The talks had been stalled for more than a year during which time the United States and the European Union tightened sanctions on Iran which they suspect is seeking nuclear weapons capability, a charge Tehran denies. Salehi said Iran would always assert its right to process uranium for peaceful purposes but that there might be room for a compromise on higher-level enrichment.
“Enrichment is Iran’s right but we can negotiate on how we obtain uranium with different enrichment levels,” he said.
“Making 20 percent (enriched nuclear) fuel is our right as long as it provides for our reactor needs and there is no question about that,” he said, but added: “If they guarantee that they will provide us with the different levels of enriched fuel that we need, then that would be another issue.”
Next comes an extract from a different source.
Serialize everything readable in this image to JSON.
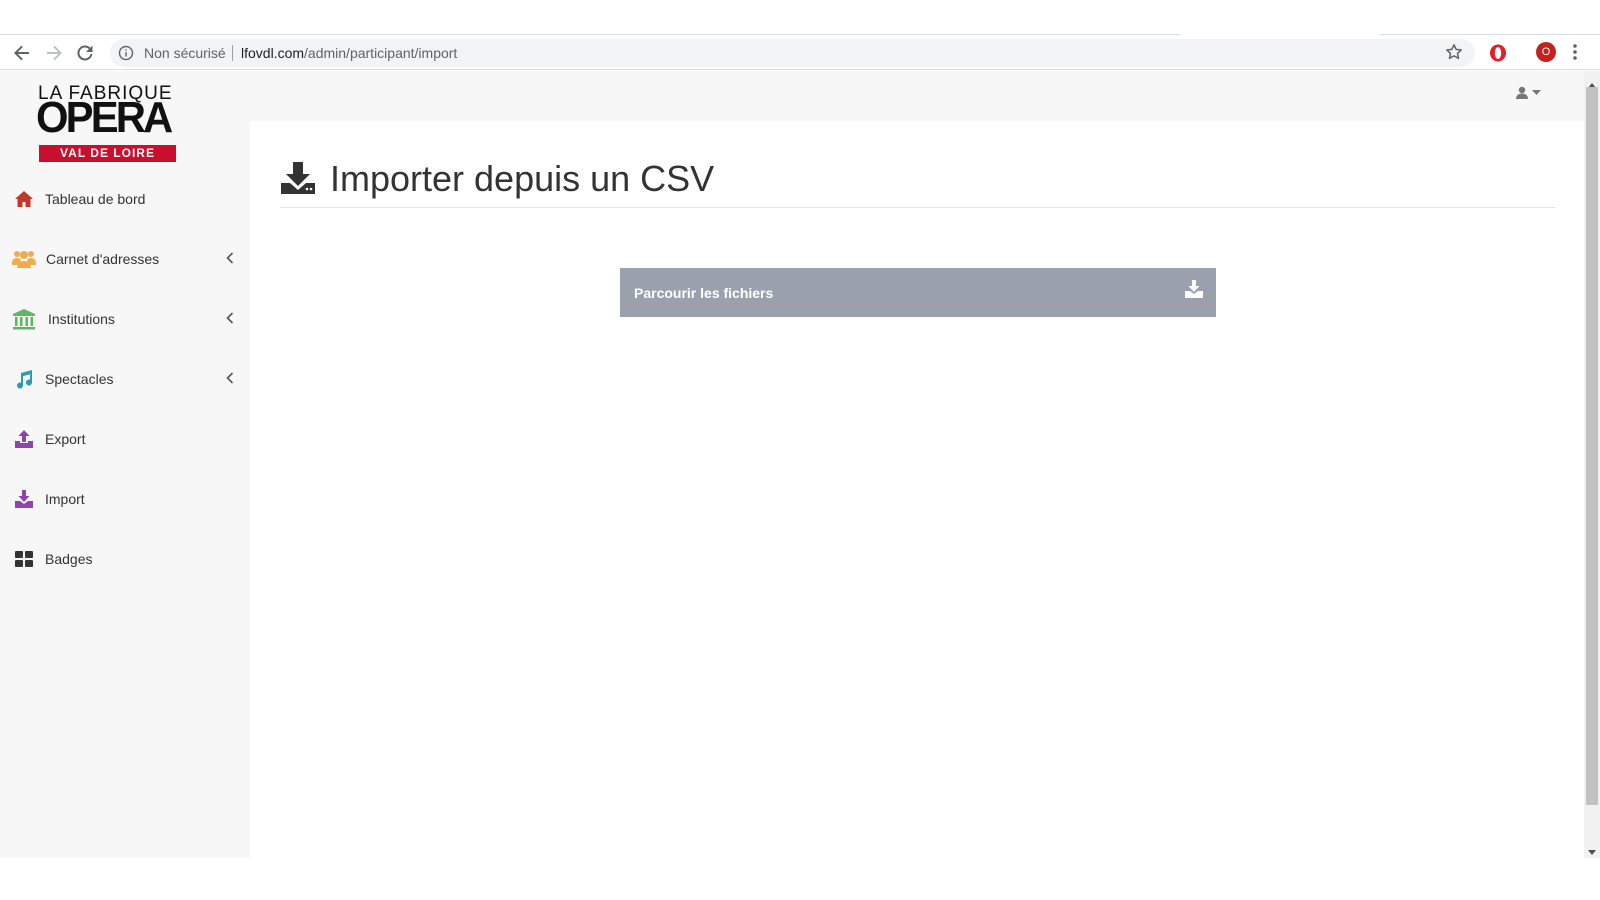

Iran says it needs uranium enriched to a purity of 20 percent to fuel a medical research reactor, but many countries see its enrichment to that level a dangerous step towards the 90 percent enrichment needed for an atomic bomb.
A deal tentatively agreed with the West in 2009 would have seen Iran exporting some of its lower enriched uranium in return for fuel for the medical reactor. The deal unravelled and diplomats on both sides have said it would need to be modified in any future agreement.
Meanwhile, US President Barack Obama said Sunday that nothing had been “given away” to Iran at weekend nuclear talks in Istanbul, warning Tehran that the clock was still ticking to reach an accord. Obama’s comments came after Israeli Prime Minister Benjamin Netanyahu said his “initial impression is that Iran has been given a ‘freebie’” at a first round of key talks with world powers over its disputed nuclear program.
“The clock is ticking and I’ve been very clear to Iran and our negotiating partners that we’re not going to have these talks just drag out in a stalling process,” Obama told reporters after an Americas summit in Colombia.
“But so far at least we haven’t given away anything - other than the opportunity for us to negotiate,” he said.
At Saturday’s talks in Istanbul, during which Iranian officials sat down with the so-called P5+1 grouping of diplomats from the United States, Russia, China, Britain, France and Germany, the sides agreed to hold a more in-depth meeting in Baghdad on May 23.
Officials described the talks as positive but stressed that a great deal was expected of the Islamic republic at the next meeting.
Netanyahu - whose government has not ruled out a preemptive strike on Iranian nuclear facilities - earlier said however that Tehran had simply bought itself some extra time to comply.
“My initial impression is that Iran has been given a ‘freebie’,” Netanyahu said during talks with visiting US Senator Joe Lieberman, the premier’s office reported.
“It has got five weeks to continue enrichment without any limitation, any inhibition. I think Iran should take immediate steps to stop all enrichment, take out all enrichment material and dismantle the nuclear facility in Qom,” he said.
“I believe that the world’s greatest practitioner of terrorism must not have the opportunity to develop atomic bombs,” he said.
But Obama refuted that statement, saying “The notion that we’ve given something away or a freebie would indicate that Iran has gotten something.”
“In fact, they got the toughest sanctions that they’re going to be facing coming up in a few months if they don’t take advantage of those talks. I hope they do,” Obama said.
The UN Security Council has slapped four rounds of sanctions on Tehran over suspicions harbored by Israel and much of the West that Iran is seeking a militarized nuclear capability - a charge which Tehran denies.